Essential Dignity

In astrology, essential dignity is the strength of a planet or point's zodiac position, judged only by its position by sign and degree, or its essence—what the pre-eminent 17th-century astrologer William Lilly called "the strength, fortitude or debility of the Planets significators." In other words, essential dignity seeks to view the strengths of a planet or point as though it were isolated from other factors in the sky of the natal chart.

By comparison, accidental dignity indicates how much strength a planet or point derives from its position in a natal chart, such as its relation to the other factors in the chart: for example, its proximity to other planets, or to the four angles of the chart, or to stars, as well as the aspects (or symmetrical angular connections) it forms with other planets or points in the chart.

For example, the essential dignity of Mars, if located at 27 degrees of Capricorn would take into account the fact that Mars is exalted in Capricorn, and also that it is the bounds ruler of the 27th degree of Capricorn and also the face ruler of the 27th degree of Capricorn. This is a considerably dignified Mars.

If that Mars were located in the twelfth house of a natal chart Mars's accidental dignity would be poor, since it would be located in a weak or malevolent cadent house. Were Mars to also be squared to a malevolent planet, such as Saturn, and would be receiving a dexter square aspect from malefic Saturn, ruler of Capricorn, this would further hinder Mars's strength and ability to operate benevolently. These accidental dignity factors would tend to weaken a Mars which is otherwise strong in essential dignity.

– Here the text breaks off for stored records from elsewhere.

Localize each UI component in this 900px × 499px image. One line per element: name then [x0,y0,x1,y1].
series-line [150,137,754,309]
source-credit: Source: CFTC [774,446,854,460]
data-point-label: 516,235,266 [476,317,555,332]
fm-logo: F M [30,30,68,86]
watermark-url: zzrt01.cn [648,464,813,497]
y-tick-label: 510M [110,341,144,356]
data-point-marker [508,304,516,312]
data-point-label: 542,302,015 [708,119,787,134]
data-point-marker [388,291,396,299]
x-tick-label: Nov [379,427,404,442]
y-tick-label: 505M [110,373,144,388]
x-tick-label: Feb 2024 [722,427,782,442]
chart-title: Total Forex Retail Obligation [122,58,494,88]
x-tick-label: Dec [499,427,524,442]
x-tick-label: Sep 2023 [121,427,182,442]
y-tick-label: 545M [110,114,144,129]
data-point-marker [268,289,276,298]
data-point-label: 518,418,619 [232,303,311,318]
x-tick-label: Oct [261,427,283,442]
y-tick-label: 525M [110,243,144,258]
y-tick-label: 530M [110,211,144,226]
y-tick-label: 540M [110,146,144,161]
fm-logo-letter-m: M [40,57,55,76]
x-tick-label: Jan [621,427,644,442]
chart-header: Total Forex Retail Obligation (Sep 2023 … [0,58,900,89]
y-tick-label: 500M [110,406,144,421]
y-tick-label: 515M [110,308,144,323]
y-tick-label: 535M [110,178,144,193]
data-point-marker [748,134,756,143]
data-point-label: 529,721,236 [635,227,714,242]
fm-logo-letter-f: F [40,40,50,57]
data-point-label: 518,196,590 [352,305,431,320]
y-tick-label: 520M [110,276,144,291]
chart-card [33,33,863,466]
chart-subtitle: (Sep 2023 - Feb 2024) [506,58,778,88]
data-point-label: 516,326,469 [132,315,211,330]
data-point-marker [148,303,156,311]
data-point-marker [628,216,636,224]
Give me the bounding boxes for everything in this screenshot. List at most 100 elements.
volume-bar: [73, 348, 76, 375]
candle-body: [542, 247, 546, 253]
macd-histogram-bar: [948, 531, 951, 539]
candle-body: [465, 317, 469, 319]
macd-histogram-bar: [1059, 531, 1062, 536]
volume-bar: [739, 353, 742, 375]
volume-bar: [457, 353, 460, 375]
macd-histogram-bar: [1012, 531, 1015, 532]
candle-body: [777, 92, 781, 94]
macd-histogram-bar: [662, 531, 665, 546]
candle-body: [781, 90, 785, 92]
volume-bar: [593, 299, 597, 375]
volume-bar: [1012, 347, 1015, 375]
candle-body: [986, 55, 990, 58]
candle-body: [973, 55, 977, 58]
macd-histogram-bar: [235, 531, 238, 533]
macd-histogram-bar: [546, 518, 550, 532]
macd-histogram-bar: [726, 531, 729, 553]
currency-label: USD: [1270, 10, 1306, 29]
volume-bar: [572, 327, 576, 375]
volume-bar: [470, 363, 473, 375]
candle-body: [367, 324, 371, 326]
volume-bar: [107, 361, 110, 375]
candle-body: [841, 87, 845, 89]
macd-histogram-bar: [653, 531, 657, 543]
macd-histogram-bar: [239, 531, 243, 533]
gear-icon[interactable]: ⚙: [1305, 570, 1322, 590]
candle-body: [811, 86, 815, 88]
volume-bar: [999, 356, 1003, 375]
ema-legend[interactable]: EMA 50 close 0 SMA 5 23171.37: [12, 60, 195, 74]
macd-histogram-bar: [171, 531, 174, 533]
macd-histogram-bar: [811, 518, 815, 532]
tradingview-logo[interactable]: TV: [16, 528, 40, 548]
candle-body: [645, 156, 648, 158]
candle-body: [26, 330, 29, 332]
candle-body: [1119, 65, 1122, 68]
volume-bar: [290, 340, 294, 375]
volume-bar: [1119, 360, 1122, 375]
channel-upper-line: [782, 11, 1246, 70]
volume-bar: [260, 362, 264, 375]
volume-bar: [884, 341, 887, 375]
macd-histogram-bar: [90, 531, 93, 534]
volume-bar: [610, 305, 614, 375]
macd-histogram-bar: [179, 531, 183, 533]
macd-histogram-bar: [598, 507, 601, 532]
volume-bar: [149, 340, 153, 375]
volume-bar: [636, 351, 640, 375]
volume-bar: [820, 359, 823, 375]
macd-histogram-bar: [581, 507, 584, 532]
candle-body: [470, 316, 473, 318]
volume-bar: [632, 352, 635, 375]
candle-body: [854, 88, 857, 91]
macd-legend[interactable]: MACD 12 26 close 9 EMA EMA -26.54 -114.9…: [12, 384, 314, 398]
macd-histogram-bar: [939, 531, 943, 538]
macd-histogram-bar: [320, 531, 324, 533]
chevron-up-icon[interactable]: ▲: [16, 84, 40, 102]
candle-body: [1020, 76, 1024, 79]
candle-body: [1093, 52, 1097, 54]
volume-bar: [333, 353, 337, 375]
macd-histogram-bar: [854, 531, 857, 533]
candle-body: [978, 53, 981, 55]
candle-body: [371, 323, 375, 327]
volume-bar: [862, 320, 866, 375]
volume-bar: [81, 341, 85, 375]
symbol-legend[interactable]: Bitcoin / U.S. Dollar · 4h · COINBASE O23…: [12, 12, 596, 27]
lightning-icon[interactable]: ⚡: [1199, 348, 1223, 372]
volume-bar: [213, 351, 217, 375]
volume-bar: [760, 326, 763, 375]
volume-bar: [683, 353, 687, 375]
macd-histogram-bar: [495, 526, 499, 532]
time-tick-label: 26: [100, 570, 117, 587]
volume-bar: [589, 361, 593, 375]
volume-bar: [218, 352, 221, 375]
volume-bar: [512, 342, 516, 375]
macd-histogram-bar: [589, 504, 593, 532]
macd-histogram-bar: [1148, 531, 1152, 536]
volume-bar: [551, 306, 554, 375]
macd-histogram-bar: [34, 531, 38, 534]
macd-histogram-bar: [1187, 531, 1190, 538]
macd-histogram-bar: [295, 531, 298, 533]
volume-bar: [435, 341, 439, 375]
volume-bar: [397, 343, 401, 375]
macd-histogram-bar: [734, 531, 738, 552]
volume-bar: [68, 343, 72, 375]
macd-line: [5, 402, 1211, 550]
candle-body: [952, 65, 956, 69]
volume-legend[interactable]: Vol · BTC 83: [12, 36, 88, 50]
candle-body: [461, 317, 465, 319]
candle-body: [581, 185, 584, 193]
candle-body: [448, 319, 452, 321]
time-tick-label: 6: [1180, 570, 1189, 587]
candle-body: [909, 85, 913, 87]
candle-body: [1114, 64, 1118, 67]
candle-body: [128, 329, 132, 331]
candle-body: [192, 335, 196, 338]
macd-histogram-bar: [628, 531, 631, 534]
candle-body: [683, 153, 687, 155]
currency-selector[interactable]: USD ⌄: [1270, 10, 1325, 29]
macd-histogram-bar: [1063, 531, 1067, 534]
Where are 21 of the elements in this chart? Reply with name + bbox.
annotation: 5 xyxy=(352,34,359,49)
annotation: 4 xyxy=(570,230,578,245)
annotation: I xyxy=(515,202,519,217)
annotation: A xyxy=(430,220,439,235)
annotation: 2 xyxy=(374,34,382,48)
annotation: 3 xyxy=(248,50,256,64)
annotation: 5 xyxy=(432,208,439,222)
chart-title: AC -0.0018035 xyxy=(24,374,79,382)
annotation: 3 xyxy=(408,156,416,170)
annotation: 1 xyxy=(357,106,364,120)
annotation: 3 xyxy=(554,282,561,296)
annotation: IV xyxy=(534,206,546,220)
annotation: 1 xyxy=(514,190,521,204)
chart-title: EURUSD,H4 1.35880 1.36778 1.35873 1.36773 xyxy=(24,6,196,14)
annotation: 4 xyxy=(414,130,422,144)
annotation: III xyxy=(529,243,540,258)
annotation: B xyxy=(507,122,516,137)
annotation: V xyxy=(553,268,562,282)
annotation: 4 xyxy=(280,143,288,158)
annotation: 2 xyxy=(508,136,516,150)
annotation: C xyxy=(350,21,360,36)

Traditionally the five essential dignities are:

  • Domicile (rulership or house) + detriment
  • Exaltation + fall
  • Triplicity
  • Terms (or "bounds")
  • Face (or "decan")

For Medieval astrologers, such as Bonatti or Lilly, the dignities had a hierarchy. The most important dignity was domicile rulership; slightly less important was exaltation. Triplicity rulerships were still fairly important in medieval astrology, but nowhere near as vital as they were for Hellenistic astrologers such as Ptolemy. Terms or bounds rulerships became very much diminished in importance, and face rulers were almost entirely ignored. (Lilly said that the only function face rulers served was to keep a planet from being entirely peregrine—that is, without any essential dignity whatever—which was considered a malefic condition.)

However, Hellenistic astrologers had a very different view of the dignities. To earlier astrologers, such as Ptolemy and Vettius Valens, domicile rulership, exaltation, triplicity rulership and bounds rulership were all of equal strength in influence.

Many modern astrologers take little heed of essential dignities, with the exception of domicile rulerships (see article on ruling planets.) This is most likely the result of the simplification of astrological technique that occurred when astrology lost popularity beginning in the eighteenth century (see History of astrology.)